Saturday, April 29, 2017

The Jose Flash Review
Surau dan Silek

Dibandingkan untuk audience remaja dan dewasa, film anak Indonesia agaknya masih tergolong sangat jarang. Apalagi yang digarap dengan baik. Bagi penonton awam mungkin masih ada Petualangan Sherina dan seri Laskar Pelangi yang paling diingat. Sementara untuk kalangan yang lebih terbatas, ada Cita-Cita Setinggi Tanah yang cukup memorable hingga saat ini. Mungkin keterbatasan itu pula yang menggugah Arief Malinmudo membuat film anak-anak sebagai karya untuk meraih gelar S2 di program Pascasarjana Institut Seni Indonesia, Surakarta. Berkat film anak bertajuk Surau & Silek (SS), ia menjadi lulusan cum laude. Selain pemain-pemain cilik pendatang baru, SS juga didukung oleh aktris senior, Dewi Irawan, seniman teater Sumatra Barat, Yusril Katir, aktor dan presenter, Gilang Dirga (Rumah Kentang, 308), serta Dato’ A Tamimi Arman yang merupakan mantan Menteri Kebudayaan, Seni, dan Warisan Malaysia, yang saat ini menjadi salah satu penasihat pemerintahan Malaysia sekaligus Ketua YIRMI (Yayasan Ikatan Rakyat Indonesia Malaysia). Meski merupakan karya tugas akhir dan tergolong film daerah (yaitu dari Minangkabau), SS jelas punya daya tarik yang tak main-main. Setidaknya jika menargetkan penonton asal Minangkabau (yang notabene banyak sekali tersebar di seluruh penjuru negeri) saja, SS punya potensi untuk meraih kesuksesan secara komersial. Selain tentu saja, sebagai upayanya melestarikan budaya serta kearifan lokal.
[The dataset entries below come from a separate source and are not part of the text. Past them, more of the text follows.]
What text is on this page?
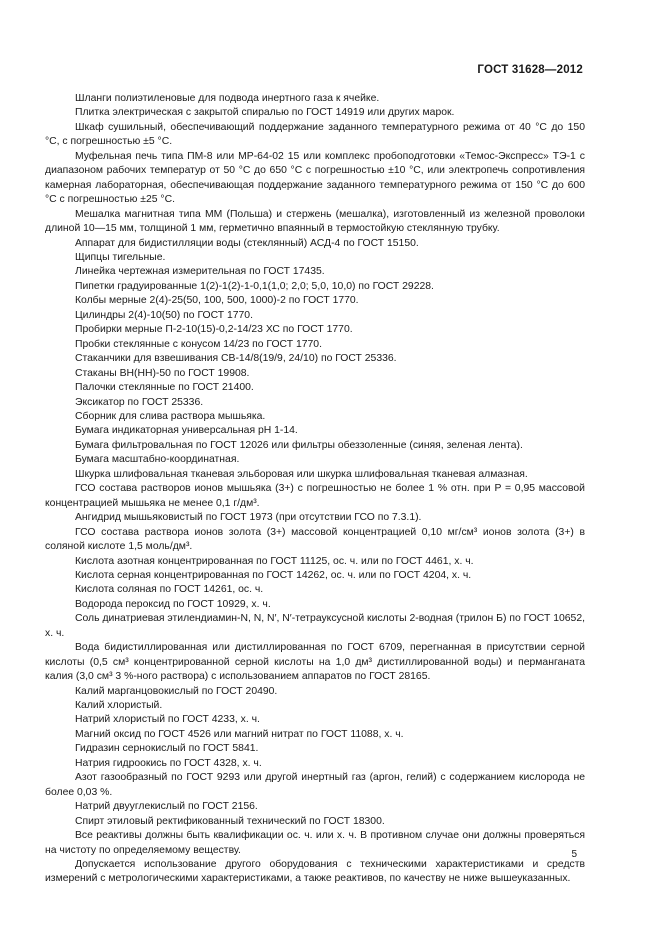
ГОСТ 31628—2012

Шланги полиэтиленовые для подвода инертного газа к ячейке.

Плитка электрическая с закрытой спиралью по ГОСТ 14919 или других марок.

Шкаф сушильный, обеспечивающий поддержание заданного температурного режима от 40 °С до 150 °С, с погрешностью ±5 °С.

Муфельная печь типа ПМ-8 или МР-64-02 15 или комплекс пробоподготовки «Темос-Экспресс» ТЭ-1 с диапазоном рабочих температур от 50 °С до 650 °С с погрешностью ±10 °С, или электропечь сопротивления камерная лабораторная, обеспечивающая поддержание заданного температурного режима от 150 °С до 600 °С с погрешностью ±25 °С.

Мешалка магнитная типа ММ (Польша) и стержень (мешалка), изготовленный из железной проволоки длиной 10—15 мм, толщиной 1 мм, герметично впаянный в термостойкую стеклянную трубку.

Аппарат для бидистилляции воды (стеклянный) АСД-4 по ГОСТ 15150.

Щипцы тигельные.

Линейка чертежная измерительная по ГОСТ 17435.

Пипетки градуированные 1(2)-1(2)-1-0,1(1,0; 2,0; 5,0, 10,0) по ГОСТ 29228.

Колбы мерные 2(4)-25(50, 100, 500, 1000)-2 по ГОСТ 1770.

Цилиндры 2(4)-10(50) по ГОСТ 1770.

Пробирки мерные П-2-10(15)-0,2-14/23 ХС по ГОСТ 1770.

Пробки стеклянные с конусом 14/23 по ГОСТ 1770.

Стаканчики для взвешивания СВ-14/8(19/9, 24/10) по ГОСТ 25336.

Стаканы ВН(НН)-50 по ГОСТ 19908.

Палочки стеклянные по ГОСТ 21400.

Эксикатор по ГОСТ 25336.

Сборник для слива раствора мышьяка.

Бумага индикаторная универсальная pH 1-14.

Бумага фильтровальная по ГОСТ 12026 или фильтры обеззоленные (синяя, зеленая лента).

Бумага масштабно-координатная.

Шкурка шлифовальная тканевая эльборовая или шкурка шлифовальная тканевая алмазная.

ГСО состава растворов ионов мышьяка (3+) с погрешностью не более 1 % отн. при P = 0,95 массовой концентрацией мышьяка не менее 0,1 г/дм³.

Ангидрид мышьяковистый по ГОСТ 1973 (при отсутствии ГСО по 7.3.1).

ГСО состава раствора ионов золота (3+) массовой концентрацией 0,10 мг/см³ ионов золота (3+) в соляной кислоте 1,5 моль/дм³.

Кислота азотная концентрированная по ГОСТ 11125, ос. ч. или по ГОСТ 4461, х. ч.

Кислота серная концентрированная по ГОСТ 14262, ос. ч. или по ГОСТ 4204, х. ч.

Кислота соляная по ГОСТ 14261, ос. ч.

Водорода пероксид по ГОСТ 10929, х. ч.

Соль динатриевая этилендиамин-N, N, N′, N′-тетрауксусной кислоты 2-водная (трилон Б) по ГОСТ 10652, х. ч.

Вода бидистиллированная или дистиллированная по ГОСТ 6709, перегнанная в присутствии серной кислоты (0,5 см³ концентрированной серной кислоты на 1,0 дм³ дистиллированной воды) и перманганата калия (3,0 см³ 3 %-ного раствора) с использованием аппаратов по ГОСТ 28165.

Калий марганцовокислый по ГОСТ 20490.

Калий хлористый.

Натрий хлористый по ГОСТ 4233, х. ч.

Магний оксид по ГОСТ 4526 или магний нитрат по ГОСТ 11088, х. ч.

Гидразин сернокислый по ГОСТ 5841.

Натрия гидроокись по ГОСТ 4328, х. ч.

Азот газообразный по ГОСТ 9293 или другой инертный газ (аргон, гелий) с содержанием кислорода не более 0,03 %.

Натрий двууглекислый по ГОСТ 2156.

Спирт этиловый ректификованный технический по ГОСТ 18300.

Все реактивы должны быть квалификации ос. ч. или х. ч. В противном случае они должны проверяться на чистоту по определяемому веществу.

Допускается использование другого оборудования с техническими характеристиками и средств измерений с метрологическими характеристиками, а также реактивов, по качеству не ниже вышеуказанных.

5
Adil yang begitu tekun mendalami ilmu bela diri silat sedang gundah. Setelah dikalahkan oleh rivalnya, Hardi, ‘pukulan’ berikutnya datang dari sang pelatih, Rustam, yang mendadak memilih meninggalkan kampungnya untuk merantau di kota. Harapan untuk memenangkan pertandingan berikutnya bersama sahabatnya, Dayat dan Kurip, seolah semakin pupus. Pencarian akan guru silat baru pun ternyata tak membuahkan hasil. Salah satu teman mereka, Rani, kebetulan dikenalkan dengan sahabat kakeknya yang seorang dosen sekaligus penulis buku yang baru kembali dari kota untuk menetap di kampung halaman, Johar. Awalnya Johar menolak karena ia sudah lama meninggalkan dunia silat dan juga skeptis terhadap motivasi Adil serta kawan-kawannya dalam belajar silat yang hanya untuk gaya-gayaan. Namun berkat dorongan dari sang istri, Erna, Johar setuju untuk melatih Adil dan kawan-kawan ke jalan yang benar, yaitu keseimbangan antara menjalankan perintah agama serta menjadikannya amalan dalam berlatih silat. Seiring dengan latihan mereka sebelum pertandingan selanjutnya, Johar kembali dihadapkan pada masa lalunya yang membuat ia meninggalkan silat.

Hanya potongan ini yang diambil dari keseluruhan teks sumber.